5 is better than 1, but with 2.5 million rows to insert/update, 15 rows per second at 5 concurrent executions isn't much better than 2-3 rows per second with 1 concurrent execution.
Can I force the BDD to use more paths, and if so how?
To improve ETL performance you should convert all the numeric columns into the appropriate data type and avoid implicit conversion, which will help the SSIS engine to accommodate more rows in a single buffer.
Set the AutoAdjustBufferSize property to indicate whether the default size of the buffer is calculated automatically from the value of the DefaultBufferMaxRows property. The default buffer size is 10 megabytes, with a maximum buffer size of 2^31-1 bytes. The default maximum number of rows is 10,000.
At a high level, SSIS package inefficiencies could be explained by poorly designed source queries, inefficient transformations, slow destination flows or incorrect package configurations.
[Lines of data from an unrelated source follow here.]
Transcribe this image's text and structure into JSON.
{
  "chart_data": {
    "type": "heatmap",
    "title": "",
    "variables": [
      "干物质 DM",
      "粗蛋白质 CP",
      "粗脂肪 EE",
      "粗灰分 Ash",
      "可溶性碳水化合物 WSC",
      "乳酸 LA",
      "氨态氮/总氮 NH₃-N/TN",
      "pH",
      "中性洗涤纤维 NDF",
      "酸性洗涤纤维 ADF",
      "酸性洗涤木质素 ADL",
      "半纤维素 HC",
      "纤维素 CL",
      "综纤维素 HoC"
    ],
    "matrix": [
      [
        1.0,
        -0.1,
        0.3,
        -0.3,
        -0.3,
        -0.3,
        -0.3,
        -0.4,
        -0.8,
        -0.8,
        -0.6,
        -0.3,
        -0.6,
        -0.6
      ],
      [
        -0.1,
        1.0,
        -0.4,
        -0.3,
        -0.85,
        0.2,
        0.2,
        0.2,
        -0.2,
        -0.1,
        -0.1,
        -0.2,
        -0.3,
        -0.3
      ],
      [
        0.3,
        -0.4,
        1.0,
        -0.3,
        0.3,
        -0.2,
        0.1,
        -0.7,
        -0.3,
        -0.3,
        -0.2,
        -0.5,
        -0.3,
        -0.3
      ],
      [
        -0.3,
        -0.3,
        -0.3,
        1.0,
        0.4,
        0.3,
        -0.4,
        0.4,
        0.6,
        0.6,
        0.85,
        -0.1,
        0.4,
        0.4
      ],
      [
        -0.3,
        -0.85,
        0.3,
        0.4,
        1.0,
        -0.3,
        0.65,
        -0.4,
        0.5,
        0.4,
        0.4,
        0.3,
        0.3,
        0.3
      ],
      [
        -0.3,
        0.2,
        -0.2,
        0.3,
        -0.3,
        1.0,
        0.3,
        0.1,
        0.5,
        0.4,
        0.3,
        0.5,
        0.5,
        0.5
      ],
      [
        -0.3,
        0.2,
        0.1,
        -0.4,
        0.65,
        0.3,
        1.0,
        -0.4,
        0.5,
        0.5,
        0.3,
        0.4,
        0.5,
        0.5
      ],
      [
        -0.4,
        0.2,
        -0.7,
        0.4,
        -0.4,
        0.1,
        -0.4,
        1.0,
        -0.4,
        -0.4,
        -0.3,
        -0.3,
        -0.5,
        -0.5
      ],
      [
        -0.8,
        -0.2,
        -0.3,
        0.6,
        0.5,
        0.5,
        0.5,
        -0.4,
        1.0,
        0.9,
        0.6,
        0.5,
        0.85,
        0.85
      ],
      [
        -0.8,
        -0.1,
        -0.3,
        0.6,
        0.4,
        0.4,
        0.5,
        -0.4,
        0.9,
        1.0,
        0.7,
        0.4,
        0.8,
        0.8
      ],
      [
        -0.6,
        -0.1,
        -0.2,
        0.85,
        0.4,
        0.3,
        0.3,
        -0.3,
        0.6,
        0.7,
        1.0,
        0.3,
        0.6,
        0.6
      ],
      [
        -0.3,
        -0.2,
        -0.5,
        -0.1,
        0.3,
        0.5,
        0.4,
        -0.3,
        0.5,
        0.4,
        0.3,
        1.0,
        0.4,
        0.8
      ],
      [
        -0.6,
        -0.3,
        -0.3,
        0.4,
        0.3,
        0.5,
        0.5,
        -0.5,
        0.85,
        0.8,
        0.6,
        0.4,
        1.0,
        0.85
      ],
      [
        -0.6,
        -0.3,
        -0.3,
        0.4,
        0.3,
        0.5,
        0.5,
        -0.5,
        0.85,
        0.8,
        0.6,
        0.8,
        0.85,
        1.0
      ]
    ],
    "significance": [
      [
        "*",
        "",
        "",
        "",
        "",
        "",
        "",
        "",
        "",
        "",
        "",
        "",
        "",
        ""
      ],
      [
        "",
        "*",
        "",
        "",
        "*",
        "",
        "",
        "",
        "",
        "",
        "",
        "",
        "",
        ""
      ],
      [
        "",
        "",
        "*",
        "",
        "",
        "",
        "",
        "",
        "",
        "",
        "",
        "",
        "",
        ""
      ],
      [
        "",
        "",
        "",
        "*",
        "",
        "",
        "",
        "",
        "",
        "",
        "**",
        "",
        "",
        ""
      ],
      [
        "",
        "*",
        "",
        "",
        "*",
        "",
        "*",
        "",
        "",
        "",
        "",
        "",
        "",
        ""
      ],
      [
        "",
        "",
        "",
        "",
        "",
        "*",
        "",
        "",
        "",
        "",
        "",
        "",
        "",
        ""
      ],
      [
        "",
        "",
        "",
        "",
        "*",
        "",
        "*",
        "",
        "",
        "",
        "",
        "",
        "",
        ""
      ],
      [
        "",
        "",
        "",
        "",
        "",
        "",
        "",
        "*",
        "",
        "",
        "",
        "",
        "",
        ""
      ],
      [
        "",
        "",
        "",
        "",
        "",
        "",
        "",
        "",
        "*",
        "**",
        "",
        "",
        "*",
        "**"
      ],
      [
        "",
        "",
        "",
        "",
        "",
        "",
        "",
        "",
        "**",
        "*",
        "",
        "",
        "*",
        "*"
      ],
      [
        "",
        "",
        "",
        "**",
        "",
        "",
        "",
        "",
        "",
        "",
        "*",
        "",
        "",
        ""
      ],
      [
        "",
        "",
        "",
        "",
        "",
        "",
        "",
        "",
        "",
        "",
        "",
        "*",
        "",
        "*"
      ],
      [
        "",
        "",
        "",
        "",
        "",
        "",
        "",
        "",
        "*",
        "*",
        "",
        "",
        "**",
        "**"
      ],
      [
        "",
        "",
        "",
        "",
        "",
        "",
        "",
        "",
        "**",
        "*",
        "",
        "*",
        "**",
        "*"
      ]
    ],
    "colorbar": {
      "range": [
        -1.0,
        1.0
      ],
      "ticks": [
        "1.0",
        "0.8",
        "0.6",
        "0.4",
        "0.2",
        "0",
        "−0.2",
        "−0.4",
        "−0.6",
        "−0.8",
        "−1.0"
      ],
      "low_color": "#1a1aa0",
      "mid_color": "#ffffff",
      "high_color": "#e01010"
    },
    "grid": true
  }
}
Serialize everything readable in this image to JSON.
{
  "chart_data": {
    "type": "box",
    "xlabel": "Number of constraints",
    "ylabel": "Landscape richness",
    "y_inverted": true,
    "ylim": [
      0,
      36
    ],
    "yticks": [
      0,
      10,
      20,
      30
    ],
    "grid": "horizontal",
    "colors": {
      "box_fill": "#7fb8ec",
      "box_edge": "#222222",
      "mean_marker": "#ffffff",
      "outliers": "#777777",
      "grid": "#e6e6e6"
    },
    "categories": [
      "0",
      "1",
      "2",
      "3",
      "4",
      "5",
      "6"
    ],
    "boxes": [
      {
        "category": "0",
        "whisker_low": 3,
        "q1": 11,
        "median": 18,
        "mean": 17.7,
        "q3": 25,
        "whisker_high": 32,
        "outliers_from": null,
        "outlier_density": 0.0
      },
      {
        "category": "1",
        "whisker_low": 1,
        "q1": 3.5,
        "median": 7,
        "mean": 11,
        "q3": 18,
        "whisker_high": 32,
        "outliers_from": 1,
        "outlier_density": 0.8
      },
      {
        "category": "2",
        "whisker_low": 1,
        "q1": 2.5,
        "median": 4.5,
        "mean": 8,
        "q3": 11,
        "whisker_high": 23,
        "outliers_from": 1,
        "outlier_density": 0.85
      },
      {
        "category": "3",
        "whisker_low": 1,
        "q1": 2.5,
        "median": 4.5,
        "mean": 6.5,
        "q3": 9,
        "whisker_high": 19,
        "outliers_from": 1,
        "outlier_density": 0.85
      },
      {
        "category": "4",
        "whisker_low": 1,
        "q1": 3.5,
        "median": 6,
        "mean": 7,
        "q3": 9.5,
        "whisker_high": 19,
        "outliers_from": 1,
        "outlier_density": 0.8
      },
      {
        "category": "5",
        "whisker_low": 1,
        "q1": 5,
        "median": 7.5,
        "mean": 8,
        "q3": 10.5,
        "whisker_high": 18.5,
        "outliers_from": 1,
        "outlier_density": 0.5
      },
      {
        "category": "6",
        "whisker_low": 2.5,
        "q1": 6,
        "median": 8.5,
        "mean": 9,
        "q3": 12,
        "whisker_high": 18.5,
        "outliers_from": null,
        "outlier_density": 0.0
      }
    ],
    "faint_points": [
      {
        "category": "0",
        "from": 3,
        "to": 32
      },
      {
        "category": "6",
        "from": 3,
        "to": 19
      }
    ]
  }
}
The Balanced Data Distributor (BDD) transformation takes advantage of concurrent processing capability of modern CPUs. It distributes buffers of incoming rows uniformly across outputs on separate threads.
Short answer:
Yes BDD can make use of more than five paths. You shouldn't be doing anything special to force it, by definition it should automatically do it for you. Then why isn't it using more than 5 paths? Because your source is producing data faster than your destination can consume causing backpressure. To resolve it, you've to tune your destination components.
Long answer:
In theory, "the BDD takes input data and routes it in equal proportions to it's outputs, however many there are." In your set up, there are 10 outputs. So input data should be equally distributed to all the 10 outputs at the same time and you should see 10 paths executing at the same time - again in theory.
But another concept of BDD is "instead of routing individual rows, the BDD operates on buffers on data." Which means data flow engine initiates a buffer, fills it with as many rows as possible, and moves that buffer to the next component (script destination in your case). As you can see 5 buffers are used each with the same number of rows. If additional buffers were started, you'd have seen more paths being used. SSIS couldn't use additional buffers and ultimately additional paths because of a mechanism called backpressure; it happens when the source produces data faster than the destination can consume it. If it happens all memory would be used up by the source data and SSIS will not have any memory to use for the transformation and destination components. So to avoid it, SSIS limits the number of active buffers. It is set to 5 (can't be changed) which is exactly the number of threads you're seeing.
PS: The text within quotes is from this article
Another interesting thing I've discovered via this article on CodeProject.
[T]his component uses an internal buffer of 9,947 rows (as per the experiment, I found so) and it is pre-set. There is no way to override this. As a proof, instead of 10 lac rows, we will use only 9,947 (Nine thousand nine forty seven ) rows in our input file and will observe the behavior. After running the package, we will find that all the rows are being transferred to the first output component and the other components received nothing.
Now let us increase the number of rows in our input file from 9,947 to 9,948 (Nine thousand nine forty eight). After running the package, we find that the first output component received 9,947 rows while the second output component received 1 row.
So I notice in your first buffer run that you pulled 50,000 records. Those got divided into 9,984 record buckets and passed to each output. So essentially the BDD takes the records it gets from the buffer and passes them out in ~10,000 record increments to each output. So in this case perhaps your source is the bottleneck.
Perhaps you'll need to split your original Source query in half and create two BDD-driven data flows to in essence double your parallel throughput.